Changes in the environment and life experiences, such as air and water pollution, war, stress and psychological disorders, greatly influence the information carried by genes.

An additional layer of information received from the experience of parents is, as it were, superimposed on top of the DNA chain. Her structure as such does not change, but her “clothing” changes.

Similar transmission of genetic information, derived from the environment and life experiences of ancestors, has already been seen in humans. For example, descendants of Holocaust survivors have significantly reduced levels of cortisol (the stress hormone) in their blood, which means that they are more susceptible to the negative effects of stress, pressure, tension, anxiety and fear.

Conducted research

This particular study focused on Caenorhabditis elegans - tiny nematodes with a very short lifespan. The researchers genetically engineered them by adding a fluorescent protein to their genes, whose behavior they could monitor under ultraviolet light.

The scientists first placed the worms in a cold environment where the gene glowed faintly. By moving the nematodes to a warmer environment, the scientists saw that the gene glowed much more strongly. After returning the study animals to the cold room, observers noticed that the gene continued to glow more intensely, as if retaining a “memory” of the warm environment.

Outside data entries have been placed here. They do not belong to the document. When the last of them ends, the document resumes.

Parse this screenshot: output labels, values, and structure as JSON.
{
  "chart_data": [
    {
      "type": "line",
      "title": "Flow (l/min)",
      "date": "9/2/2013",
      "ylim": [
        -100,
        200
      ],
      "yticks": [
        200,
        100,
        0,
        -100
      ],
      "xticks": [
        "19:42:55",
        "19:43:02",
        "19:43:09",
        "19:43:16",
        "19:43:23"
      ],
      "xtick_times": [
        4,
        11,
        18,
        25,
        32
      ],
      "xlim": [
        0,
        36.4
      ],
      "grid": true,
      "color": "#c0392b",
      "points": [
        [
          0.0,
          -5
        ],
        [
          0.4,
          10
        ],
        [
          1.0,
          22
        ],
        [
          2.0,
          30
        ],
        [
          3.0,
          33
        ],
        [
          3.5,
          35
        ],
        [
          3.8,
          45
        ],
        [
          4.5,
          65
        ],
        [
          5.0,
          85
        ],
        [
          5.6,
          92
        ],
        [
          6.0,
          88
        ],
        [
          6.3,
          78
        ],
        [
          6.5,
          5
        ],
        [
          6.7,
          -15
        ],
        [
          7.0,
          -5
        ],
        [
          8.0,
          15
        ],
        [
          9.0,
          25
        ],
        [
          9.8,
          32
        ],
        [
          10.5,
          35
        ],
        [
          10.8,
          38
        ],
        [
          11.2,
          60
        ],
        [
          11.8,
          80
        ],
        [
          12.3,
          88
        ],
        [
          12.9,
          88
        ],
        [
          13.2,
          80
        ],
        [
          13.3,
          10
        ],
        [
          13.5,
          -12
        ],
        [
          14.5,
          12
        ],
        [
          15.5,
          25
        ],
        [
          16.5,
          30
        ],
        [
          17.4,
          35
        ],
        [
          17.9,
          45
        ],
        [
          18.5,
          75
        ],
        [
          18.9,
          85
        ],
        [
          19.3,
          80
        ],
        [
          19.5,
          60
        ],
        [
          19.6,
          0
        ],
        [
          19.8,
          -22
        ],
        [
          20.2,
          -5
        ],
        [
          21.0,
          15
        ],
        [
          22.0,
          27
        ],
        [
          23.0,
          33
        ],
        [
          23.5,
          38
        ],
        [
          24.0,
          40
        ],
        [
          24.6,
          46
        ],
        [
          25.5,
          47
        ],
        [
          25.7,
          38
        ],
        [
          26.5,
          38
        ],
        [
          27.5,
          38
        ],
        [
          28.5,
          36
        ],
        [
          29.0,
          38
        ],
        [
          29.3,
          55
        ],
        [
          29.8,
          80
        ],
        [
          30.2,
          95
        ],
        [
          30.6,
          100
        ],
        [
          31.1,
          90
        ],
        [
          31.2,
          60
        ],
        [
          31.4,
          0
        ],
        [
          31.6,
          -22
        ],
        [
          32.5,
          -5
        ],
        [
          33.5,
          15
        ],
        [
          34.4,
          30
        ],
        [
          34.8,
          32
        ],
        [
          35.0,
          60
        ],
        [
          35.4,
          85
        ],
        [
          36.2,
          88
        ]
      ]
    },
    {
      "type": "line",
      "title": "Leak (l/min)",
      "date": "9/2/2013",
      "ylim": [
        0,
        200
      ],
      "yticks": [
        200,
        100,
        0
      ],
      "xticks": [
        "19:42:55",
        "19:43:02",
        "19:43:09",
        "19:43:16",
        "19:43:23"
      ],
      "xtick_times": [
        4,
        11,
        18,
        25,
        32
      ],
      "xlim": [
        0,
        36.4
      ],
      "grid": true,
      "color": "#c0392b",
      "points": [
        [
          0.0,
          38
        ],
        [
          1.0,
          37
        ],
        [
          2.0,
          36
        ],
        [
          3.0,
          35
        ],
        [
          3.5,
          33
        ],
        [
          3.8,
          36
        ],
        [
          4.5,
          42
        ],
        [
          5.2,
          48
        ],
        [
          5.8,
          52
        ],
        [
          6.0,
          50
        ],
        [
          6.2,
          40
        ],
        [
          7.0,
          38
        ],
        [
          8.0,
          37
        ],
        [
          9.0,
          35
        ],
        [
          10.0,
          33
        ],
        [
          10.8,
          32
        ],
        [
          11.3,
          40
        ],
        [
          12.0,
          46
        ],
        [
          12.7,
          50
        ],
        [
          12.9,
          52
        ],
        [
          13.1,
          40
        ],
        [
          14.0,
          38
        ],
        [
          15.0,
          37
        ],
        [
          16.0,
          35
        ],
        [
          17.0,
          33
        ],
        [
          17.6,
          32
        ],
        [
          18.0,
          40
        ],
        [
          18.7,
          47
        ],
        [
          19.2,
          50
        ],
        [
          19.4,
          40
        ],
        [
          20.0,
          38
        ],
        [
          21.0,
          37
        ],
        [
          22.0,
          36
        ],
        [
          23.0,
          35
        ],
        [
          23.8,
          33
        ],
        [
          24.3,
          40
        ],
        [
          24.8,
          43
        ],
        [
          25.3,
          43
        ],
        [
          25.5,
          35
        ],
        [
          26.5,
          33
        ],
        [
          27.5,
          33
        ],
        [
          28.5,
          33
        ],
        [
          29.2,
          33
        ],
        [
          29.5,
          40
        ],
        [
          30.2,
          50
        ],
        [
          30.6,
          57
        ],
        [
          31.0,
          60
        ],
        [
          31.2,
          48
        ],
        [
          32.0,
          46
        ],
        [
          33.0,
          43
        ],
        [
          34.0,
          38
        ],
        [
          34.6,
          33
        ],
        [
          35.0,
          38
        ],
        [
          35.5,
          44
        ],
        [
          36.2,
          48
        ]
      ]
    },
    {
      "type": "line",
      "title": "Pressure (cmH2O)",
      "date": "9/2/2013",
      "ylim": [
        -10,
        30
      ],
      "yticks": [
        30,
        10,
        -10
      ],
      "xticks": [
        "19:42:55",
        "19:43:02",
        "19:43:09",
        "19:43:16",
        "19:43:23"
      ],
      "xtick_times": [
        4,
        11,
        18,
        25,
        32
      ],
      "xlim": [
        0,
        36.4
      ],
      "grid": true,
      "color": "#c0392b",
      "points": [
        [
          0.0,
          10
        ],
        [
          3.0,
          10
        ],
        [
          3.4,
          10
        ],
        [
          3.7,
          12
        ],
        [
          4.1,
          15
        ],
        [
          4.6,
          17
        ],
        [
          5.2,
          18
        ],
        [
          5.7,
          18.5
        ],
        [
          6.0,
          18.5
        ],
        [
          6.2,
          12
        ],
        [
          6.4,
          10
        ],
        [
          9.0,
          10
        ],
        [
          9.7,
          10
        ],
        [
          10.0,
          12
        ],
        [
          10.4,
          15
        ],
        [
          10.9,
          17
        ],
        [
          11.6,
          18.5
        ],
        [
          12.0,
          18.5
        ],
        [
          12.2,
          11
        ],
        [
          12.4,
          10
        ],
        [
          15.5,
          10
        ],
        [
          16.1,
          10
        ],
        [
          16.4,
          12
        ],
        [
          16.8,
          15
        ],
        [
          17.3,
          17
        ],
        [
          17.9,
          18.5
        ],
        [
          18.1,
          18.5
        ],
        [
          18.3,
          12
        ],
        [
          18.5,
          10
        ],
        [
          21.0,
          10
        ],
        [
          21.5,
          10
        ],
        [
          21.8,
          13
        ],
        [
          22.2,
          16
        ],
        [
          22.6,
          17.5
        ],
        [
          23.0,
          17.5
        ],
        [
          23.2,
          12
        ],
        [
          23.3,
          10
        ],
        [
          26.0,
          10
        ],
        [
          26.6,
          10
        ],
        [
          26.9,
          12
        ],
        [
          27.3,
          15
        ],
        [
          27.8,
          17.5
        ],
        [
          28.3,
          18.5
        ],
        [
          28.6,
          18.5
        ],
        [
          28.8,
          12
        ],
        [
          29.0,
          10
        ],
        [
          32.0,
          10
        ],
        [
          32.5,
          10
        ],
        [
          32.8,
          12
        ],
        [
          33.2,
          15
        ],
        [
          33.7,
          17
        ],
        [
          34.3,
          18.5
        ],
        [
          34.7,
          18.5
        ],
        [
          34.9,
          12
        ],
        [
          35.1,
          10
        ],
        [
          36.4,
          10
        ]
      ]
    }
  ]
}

Subsequently, not only the fluorescent gene, but also the memory of the warm habitat were passed on to subsequent generations. This means that the descendants of the first nematodes with a fluorescent gene “knew” about a warm environment, without ever experiencing it themselves.

conclusions

Scientists suggest that this form of long-term transmission of genetic experience to descendants is a unique form of biological planning for the future. Worms are very short-lived, so it is likely that ancestors pass on memories of the conditions they experienced to help their descendants prepare for what their environment might be like in the future.

So, if worms can “remember” the experiences of their long-gone ancestors, is the same possible for humans? At the moment it is impossible to get a definite answer to this question, but the possibility exists.